Di questo fatto non faccio accenno in famiglia, potrebbe scapparci pure qualche scappellotto! Papà non crederebbe alla storia e, a quei tempi, non s’andava poi tanto per il sottile!

Due giorni dopo si presenta a casa nostra un signore, sta cercando quel ragazzo che si è buttato in acqua due giorni prima, papà mi chiama e sì, ammetto, sono stato io!

Quel signore – saprò più tardi che si tratta di Battista Gatti detto Gurlet, capocollaudatore della Moto Guzzi – vorrebbe in qualche modo sdebitarsi e allora sbotta mio padre: “se proprio vuole fare qualcosa, trovi un posto in Guzzi per questo lazzarone!” Fu così che il primo marzo del 1941, a 14 anni, entro a far parte dell’Azienda.

Il primo lavoro consiste nel mettere benzina nelle moto da collaudare, durerà un’ora; dopodiché sopraggiunge il sig. Mondo Micheli, direttore di stabilimento, che mi accompagna al reparto Assistenza Clienti, dove necessita un apprendista.

Clienti, per la verità, ce ne son pochi, il reparto è occupato dai tedeschi che ci affidano per le riparazioni le loro BMW, Zundapp e DKW, ma anche Benelli e Bianchi per revisioni o riparazioni. Si lavora alle dipendenze del Maresciallo Urbaski il quale, la sera, ci annusa il fiato per capire se abbiamo “cannettato“ la benzina dalle loro moto. Non sa che noi abbiamo aggirato l’ostacolo, infiliamo sì il tubo per far “damigiana “ però non aspiriamo: nel bocchettone infiliamo una cannuccia, con della “strasa” ( cascame del tessuto ) cercando di far più possibile tenuta, soffiamo con quanta più fora possiamo finché il prezioso liquido sgorga nelle nostre taniche!

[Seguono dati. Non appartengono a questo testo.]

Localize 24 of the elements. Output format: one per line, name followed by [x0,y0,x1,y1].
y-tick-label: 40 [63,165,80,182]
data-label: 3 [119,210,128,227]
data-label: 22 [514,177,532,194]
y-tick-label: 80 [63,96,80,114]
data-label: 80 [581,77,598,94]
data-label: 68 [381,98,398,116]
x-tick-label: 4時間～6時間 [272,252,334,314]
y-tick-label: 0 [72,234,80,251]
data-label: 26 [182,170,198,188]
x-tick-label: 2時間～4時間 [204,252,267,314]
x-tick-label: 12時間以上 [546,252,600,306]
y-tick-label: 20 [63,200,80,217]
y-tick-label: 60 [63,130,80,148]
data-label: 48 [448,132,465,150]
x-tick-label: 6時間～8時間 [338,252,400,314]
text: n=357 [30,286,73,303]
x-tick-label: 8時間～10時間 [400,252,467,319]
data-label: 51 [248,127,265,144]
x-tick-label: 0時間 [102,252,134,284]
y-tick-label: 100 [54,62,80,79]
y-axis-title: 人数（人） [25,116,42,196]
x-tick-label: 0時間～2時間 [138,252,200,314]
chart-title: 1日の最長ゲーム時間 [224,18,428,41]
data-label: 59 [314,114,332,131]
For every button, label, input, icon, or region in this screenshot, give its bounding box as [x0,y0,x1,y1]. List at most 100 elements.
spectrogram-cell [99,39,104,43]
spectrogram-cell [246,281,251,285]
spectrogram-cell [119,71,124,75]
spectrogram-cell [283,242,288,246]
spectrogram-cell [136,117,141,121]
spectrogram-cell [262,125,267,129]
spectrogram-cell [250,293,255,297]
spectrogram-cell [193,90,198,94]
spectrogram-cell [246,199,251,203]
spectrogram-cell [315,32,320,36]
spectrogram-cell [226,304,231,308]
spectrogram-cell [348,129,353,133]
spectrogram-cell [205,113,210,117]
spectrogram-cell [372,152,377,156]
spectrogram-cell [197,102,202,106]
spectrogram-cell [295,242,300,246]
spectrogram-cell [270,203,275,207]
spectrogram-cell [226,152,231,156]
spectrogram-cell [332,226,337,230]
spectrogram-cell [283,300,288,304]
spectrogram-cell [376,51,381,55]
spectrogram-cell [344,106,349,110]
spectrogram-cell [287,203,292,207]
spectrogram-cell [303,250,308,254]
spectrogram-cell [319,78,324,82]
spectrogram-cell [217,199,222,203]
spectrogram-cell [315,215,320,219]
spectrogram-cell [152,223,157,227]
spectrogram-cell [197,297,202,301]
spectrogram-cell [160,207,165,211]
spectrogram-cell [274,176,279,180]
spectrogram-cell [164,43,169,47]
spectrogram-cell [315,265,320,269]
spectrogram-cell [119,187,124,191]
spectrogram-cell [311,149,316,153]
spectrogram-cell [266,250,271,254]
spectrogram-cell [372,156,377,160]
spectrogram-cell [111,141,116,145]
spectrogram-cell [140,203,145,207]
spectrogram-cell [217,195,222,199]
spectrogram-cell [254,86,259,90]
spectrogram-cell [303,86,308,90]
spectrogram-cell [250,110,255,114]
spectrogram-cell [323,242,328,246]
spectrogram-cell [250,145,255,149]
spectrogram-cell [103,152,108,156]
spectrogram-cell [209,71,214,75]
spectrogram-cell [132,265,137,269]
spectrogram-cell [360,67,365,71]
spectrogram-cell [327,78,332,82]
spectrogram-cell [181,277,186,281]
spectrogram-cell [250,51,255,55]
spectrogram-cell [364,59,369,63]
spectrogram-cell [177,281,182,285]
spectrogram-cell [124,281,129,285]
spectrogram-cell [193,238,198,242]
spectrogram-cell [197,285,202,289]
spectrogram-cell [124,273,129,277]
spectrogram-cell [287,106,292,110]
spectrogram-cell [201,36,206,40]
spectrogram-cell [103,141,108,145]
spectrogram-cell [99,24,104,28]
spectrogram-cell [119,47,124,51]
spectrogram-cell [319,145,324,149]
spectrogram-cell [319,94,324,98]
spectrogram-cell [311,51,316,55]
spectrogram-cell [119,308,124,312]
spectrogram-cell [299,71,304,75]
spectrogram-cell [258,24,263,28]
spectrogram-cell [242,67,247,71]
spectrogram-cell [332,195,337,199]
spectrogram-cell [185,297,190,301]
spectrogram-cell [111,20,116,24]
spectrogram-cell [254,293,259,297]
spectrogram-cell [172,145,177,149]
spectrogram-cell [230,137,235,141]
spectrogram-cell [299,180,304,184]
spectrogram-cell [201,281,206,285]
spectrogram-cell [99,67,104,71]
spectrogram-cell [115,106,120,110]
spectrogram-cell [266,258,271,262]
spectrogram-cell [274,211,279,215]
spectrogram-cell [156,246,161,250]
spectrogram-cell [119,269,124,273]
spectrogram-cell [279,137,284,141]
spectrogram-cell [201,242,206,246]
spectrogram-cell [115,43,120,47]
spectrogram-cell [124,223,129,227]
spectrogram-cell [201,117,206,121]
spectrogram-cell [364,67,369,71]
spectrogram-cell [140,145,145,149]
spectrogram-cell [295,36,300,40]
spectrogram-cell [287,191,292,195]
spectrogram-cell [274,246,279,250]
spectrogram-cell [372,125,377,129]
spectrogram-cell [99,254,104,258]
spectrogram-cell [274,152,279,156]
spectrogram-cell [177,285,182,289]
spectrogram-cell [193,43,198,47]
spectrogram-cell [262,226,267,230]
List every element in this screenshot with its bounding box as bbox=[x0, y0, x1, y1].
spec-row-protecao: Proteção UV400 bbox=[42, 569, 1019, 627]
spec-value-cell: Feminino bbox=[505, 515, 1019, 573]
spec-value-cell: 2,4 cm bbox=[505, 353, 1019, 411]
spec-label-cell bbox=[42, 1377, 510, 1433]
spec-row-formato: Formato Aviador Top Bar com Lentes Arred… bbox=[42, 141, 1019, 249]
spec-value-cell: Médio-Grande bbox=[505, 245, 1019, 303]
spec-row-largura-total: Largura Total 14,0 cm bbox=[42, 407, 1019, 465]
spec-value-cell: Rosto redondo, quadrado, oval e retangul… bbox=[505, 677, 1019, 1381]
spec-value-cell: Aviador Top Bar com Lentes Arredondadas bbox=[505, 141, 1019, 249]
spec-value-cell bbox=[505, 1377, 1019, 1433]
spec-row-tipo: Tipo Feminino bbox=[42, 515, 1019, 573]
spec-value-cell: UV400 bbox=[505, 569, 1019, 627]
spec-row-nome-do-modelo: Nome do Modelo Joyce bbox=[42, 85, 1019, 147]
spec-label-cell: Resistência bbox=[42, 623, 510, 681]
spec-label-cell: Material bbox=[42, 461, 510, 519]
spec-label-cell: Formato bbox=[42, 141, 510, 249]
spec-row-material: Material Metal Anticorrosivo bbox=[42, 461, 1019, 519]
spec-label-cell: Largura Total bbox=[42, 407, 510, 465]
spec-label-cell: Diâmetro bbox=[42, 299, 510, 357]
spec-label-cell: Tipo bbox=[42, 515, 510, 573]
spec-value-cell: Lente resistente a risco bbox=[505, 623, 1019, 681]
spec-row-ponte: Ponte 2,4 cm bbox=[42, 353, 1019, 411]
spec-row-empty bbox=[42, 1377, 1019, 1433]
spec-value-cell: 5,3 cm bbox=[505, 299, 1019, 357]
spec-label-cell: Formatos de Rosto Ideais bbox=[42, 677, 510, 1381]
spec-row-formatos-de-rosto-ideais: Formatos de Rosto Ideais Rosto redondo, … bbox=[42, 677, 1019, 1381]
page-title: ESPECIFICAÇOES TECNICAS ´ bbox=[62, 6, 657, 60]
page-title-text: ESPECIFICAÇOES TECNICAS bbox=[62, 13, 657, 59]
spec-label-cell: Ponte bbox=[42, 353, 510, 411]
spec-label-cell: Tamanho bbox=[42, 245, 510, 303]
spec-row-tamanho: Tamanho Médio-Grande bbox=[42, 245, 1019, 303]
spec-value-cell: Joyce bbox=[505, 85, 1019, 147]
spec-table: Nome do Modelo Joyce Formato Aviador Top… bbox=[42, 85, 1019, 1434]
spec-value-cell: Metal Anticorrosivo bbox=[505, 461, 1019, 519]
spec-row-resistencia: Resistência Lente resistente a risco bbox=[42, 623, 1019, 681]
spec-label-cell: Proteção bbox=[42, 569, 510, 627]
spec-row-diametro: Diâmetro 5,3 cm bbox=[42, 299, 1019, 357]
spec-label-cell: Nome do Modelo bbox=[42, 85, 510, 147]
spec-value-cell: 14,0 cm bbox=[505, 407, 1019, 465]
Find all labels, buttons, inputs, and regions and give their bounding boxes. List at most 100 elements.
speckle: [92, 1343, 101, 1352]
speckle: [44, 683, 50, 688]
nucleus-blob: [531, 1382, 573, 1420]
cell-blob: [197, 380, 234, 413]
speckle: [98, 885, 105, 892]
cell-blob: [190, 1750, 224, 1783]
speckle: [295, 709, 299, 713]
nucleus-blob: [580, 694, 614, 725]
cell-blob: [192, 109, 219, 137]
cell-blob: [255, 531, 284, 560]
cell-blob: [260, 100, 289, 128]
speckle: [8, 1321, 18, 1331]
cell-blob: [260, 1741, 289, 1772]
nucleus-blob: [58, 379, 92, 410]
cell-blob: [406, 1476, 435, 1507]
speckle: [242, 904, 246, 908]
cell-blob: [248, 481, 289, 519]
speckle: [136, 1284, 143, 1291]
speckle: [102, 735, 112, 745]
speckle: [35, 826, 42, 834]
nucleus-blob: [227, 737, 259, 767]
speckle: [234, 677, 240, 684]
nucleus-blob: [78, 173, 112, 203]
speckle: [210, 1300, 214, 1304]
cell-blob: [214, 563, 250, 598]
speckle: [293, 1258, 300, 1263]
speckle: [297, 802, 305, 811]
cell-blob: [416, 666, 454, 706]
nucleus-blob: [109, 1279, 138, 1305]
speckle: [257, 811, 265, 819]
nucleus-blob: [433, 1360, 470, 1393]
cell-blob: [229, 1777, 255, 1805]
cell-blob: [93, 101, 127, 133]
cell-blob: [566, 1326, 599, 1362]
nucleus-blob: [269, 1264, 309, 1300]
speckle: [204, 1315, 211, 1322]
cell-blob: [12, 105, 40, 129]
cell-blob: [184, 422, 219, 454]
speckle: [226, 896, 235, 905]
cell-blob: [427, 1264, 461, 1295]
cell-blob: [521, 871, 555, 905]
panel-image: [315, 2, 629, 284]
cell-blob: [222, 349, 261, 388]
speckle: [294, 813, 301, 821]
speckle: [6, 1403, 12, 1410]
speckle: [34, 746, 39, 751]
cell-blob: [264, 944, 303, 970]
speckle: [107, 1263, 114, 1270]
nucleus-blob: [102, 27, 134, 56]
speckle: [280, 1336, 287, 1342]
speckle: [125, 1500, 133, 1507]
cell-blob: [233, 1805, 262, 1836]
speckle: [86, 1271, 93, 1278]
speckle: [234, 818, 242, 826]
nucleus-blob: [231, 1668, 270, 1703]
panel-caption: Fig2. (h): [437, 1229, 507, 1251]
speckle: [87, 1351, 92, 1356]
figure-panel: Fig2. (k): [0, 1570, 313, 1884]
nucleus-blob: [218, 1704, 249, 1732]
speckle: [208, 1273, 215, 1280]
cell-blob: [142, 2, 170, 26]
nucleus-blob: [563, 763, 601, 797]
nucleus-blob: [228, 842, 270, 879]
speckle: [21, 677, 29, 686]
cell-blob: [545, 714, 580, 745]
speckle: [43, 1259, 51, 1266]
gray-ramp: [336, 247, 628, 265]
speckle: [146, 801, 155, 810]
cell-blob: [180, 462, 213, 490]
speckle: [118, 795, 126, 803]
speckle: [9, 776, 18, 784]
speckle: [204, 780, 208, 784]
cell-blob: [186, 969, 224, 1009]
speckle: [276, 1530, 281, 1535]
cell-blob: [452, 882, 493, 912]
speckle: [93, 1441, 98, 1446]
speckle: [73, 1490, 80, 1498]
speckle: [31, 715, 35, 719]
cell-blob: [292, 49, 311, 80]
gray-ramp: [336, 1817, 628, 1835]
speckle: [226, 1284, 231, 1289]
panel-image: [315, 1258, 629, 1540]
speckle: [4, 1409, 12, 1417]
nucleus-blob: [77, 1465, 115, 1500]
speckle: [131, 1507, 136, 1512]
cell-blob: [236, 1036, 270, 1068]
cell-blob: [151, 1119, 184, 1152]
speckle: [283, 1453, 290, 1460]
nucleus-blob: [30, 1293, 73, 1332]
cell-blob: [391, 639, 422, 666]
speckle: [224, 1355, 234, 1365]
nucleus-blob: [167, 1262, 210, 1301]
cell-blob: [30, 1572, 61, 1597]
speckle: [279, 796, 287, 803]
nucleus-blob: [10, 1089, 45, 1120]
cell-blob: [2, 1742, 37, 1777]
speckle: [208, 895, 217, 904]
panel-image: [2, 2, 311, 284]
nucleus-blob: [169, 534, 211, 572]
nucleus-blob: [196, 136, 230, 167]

Quando ci sono tempi morti mi piace scendere in Sala Prova a trovare il Sig. Bacchi. Era amico di Carlo Guzzi da prima della fondazione dell’Azienda, ha al suo attivo diversi brevetti in campo motoristico, quello che comunemente viene chiamato sistema Puch o DKW competizione, ovvero cilindro sdoppiato, fu da lui inventato e messo in produzione già dal 1924. Mi è molto simpatico, me lo vedo lì col suo grembiule nero tenuto stretto tra le ginocchia per non farselo “mangiare” dal mulinello, che mi mostra trionfante l’ago della bilancia che sale con la fase da lui suggerita!

Mi insegna un sacco di cose, come si calcola il rapporto di compressione, perché si disassa il motore, perché lui lima il pistone nella zona dello spinotto per non grippare. Mi dice pure di fare attenzione che le aste abbiano a lavorare col bilanciere in modo di avere il massimo braccio al momento opportuno: astine troppo corte o troppo lunghe rallentano la velocità di apertura e chiusura delle valvole. Io, appassionato come sono, tutte queste notizie me le divoro!

Passano così quattro anni, durante i quali mi impadronisco del mestiere. Finalmente, è l’aprile del ‘45, la guerra finisce. Subito si pensa al mondo delle corse, compaiono in reparto i bolidi anteguerra: Albatros, 250SS 3 marce, Condor, tutte bellissime! Bisogna pulirle, smontarle, aggiornarle e rimontarle. Io non sono autorizzato a “chiudere “ i motori, devo eseguire solo piccoli lavori e pulire bene i pezzi. Quando Gem, l’operaio anziano si assenta, furtivamente do una occhiata in giro e, se non arriva nessuno, monto e smonto il motore, facendo poi trovare a Gem i pezzi ben ripuliti pronti da montare! Faccio questo giochino un sacco di volte ed è così che prendo destrezza e pratica su questi motori.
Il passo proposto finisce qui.